Australia’s coveted ‘AAA’ credit rating came under threat yesterday as the country’s parliament returned to pass an emergency A$130bn ($80bn) stimulus package to help cushion the economic blow from the coronavirus pandemic.
Australia’s government and central bank have so far pledged A$320bn in financial support as the coronavirus pandemic shuts companies and leaves many unemployed.
“The Covid-19 outbreak has dealt Australia a severe economic and fiscal shock,” S&P said as it lowered the outlook on the country’s ‘AAA’ sovereign rating to “negative” from “stable”.

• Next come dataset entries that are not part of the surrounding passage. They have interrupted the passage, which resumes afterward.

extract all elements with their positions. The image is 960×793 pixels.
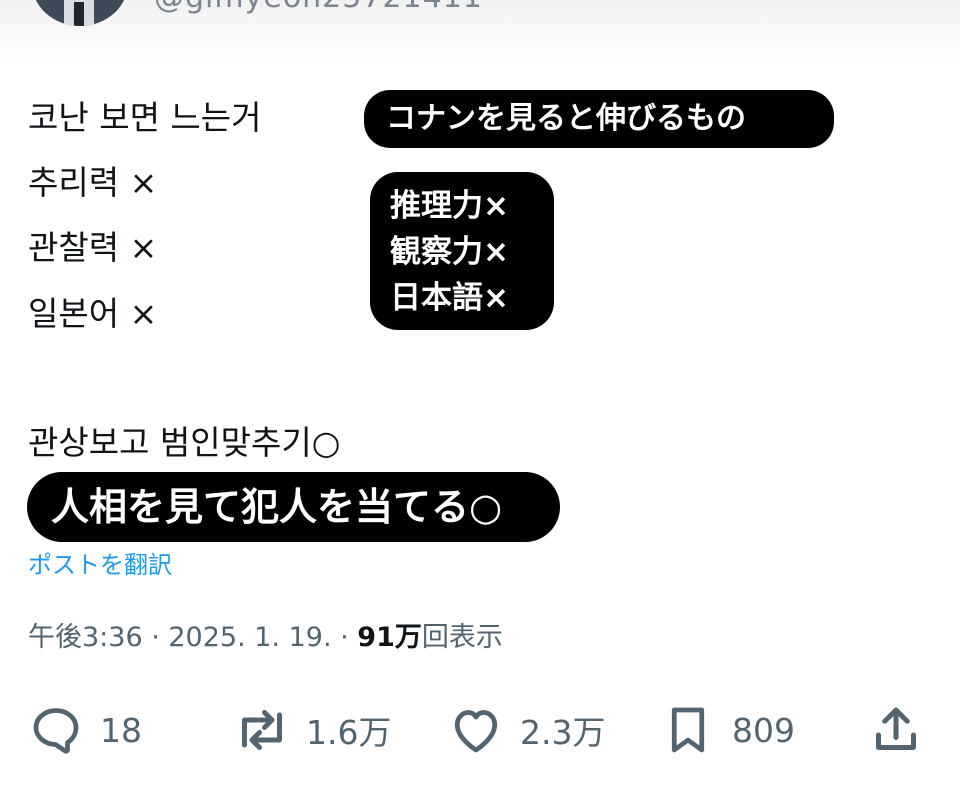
heart-icon [454,710,498,753]
caption-list-pill: 推理力× 観察力× 日本語× [370,172,554,330]
tweet-text-line-4: 일본어 × [28,294,158,333]
post-meta: 午後3:36 · 2025. 1. 19. · 91万回表示 [28,620,503,656]
like-button[interactable]: 2.3万 [446,700,605,760]
reply-count: 18 [100,710,142,750]
reply-button[interactable]: 18 [26,700,142,760]
bookmark-button[interactable]: 809 [658,700,795,760]
caption-list-item: 観察力× [390,234,509,270]
tweet-text-line-3: 관찰력 × [28,228,158,267]
like-count: 2.3万 [520,713,606,752]
bookmark-count: 809 [732,710,795,750]
tweet-text-line-5: 관상보고 범인맞추기○ [28,423,341,462]
post-timestamp[interactable]: 午後3:36 · 2025. 1. 19. · [28,622,357,653]
repost-count: 1.6万 [306,713,392,752]
view-label: 回表示 [421,622,503,653]
share-button[interactable] [866,700,926,760]
user-handle[interactable]: @gimyeon25721411 [154,0,483,15]
share-upload-icon [876,707,916,750]
tweet-text-line-1: 코난 보면 느는거 [28,98,262,137]
repost-button[interactable]: 1.6万 [232,700,391,760]
reply-bubble-icon [33,708,79,754]
tweet-text-line-2: 추리력 × [28,163,158,202]
caption-punchline-pill: 人相を見て犯人を当てる○ [27,472,560,542]
repost-icon [242,710,282,750]
caption-title-pill: コナンを見ると伸びるもの [364,90,834,148]
translate-post-link[interactable]: ポストを翻訳 [28,548,172,582]
bookmark-icon [671,707,705,753]
caption-list-item: 推理力× [390,188,509,224]
avatar-tie [74,2,84,26]
view-count: 91万 [357,622,422,653]
caption-list-item: 日本語× [390,280,509,316]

“We expect the Australian economy to plunge into recession for the first time in almost 30 years, causing a substantial deterioration of the government’s fiscal headroom at the ‘AAA’ rating level.” A triple-A credit rating is given to only a select group of countries with the strongest finances in the world. The rating means a country can easily meet its financial commitments, has the lowest risk of default and can borrow money more cheaply. S&P’s decision came as a pared back version of Australia’s parliament votes on the government’s third tranche of fiscal measures yesterday.
Fewer than normal lawmakers were present for the one-day sitting to minimise the risk of the virus spreading.
“When Australian lives and livelihoods are threatened, when they are under attack, our nation’s sovereignty is put at risk, and we must respond,” Prime Minister Scott Morrison said of the special sitting. Citing the threat of a prolonged economic downturn, Morrison’s government has promised to spend A$130bn over the next six months to subsidise the wages of 6mn Australians.
Morrison had earlier promised one-off payments to small and medium-sized businesses and the opposition Labour Party has said it will back the stimulus packages.
But most economists predict the worst recession in Australia’s history regardless, with the unemployment rate expected to double to near 10%.
The Reserve Bank of Australia on Tuesday predicted a “very large” economic contraction in the current quarter as restrictions to slow the spread of coronavirus bite.
Australia has for weeks curtailed people’s movements, limited social gatherings and forced many businesses in the hospitality, retail, transport and education sectors to shut.
Those businesses that remain open face falling sales and increasing operational restrictions.
The restrictions have helped slow the spread of coronavirus in Australia.
The number of new cases has grown by around 2% in recent days, well below the 25% daily growth that was being recorded last month.
Australia now has just shy of 6,000 cases, with 50 deaths.
Although the spread of the virus has slowed, authorities have warned against complacency.